At the 11th hour of the 11th day of the 11th month in 1918, the guns fell silent bringing the Great War to an end. 18,000 men from Sunderland answered the call, 6000 men were killed or wounded.
Mayor of Sunderland, Councillor Alan Emerson, said: “This is important for the veterans and the families of the veterans to remember people who’ve either given their lives or are still serving. It’s important to show respect for these people. The Armed Forces, that’s vitally important.
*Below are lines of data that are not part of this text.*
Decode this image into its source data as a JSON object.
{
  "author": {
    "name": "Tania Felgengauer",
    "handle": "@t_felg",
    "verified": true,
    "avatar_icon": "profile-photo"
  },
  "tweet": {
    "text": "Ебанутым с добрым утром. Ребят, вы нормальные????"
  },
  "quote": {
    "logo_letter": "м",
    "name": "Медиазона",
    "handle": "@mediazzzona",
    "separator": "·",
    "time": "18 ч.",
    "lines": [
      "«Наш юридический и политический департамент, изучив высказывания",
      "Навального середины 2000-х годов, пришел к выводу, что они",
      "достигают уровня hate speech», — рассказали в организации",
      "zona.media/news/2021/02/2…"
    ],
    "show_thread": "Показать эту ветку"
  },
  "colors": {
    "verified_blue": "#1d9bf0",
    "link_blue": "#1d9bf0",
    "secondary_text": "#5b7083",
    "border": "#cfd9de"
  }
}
It’s good to see the city’s support for these events.
“I think it’s important for the younger children to be reminded of the horrors of war and hopefully that when they grow up, we won’t be having anymore wars and they’ll understand the horrors that can be created.”
The Mayor’s grandfather also served in the Battle of the Somme and was marked missing in action from the offensive on Day One.
Rifleman Steven Elliot, D Company, 5th Battalion the Royal Regiment of Fusiliers was the bugler for Armistice Day Memorial 2016.
He said: “We’re still sacrificing people to wars and the young people need to come and realise what it’s for so that past mistakes aren’t the mistakes of the future.”
James Jameson of Sunderland’s RNLI Lifeboats feels that Armistice Day should be remembered by the youths of today. He said: “It’s important for the young people of today to remember the sacrifices that most people made in order that they can have the freedom they enjoy today.”
On November 13, a Remembrance Day Parade and Ceremony will be held at the War Memorial on Burdon Road along with a pass-in-review by the Museum.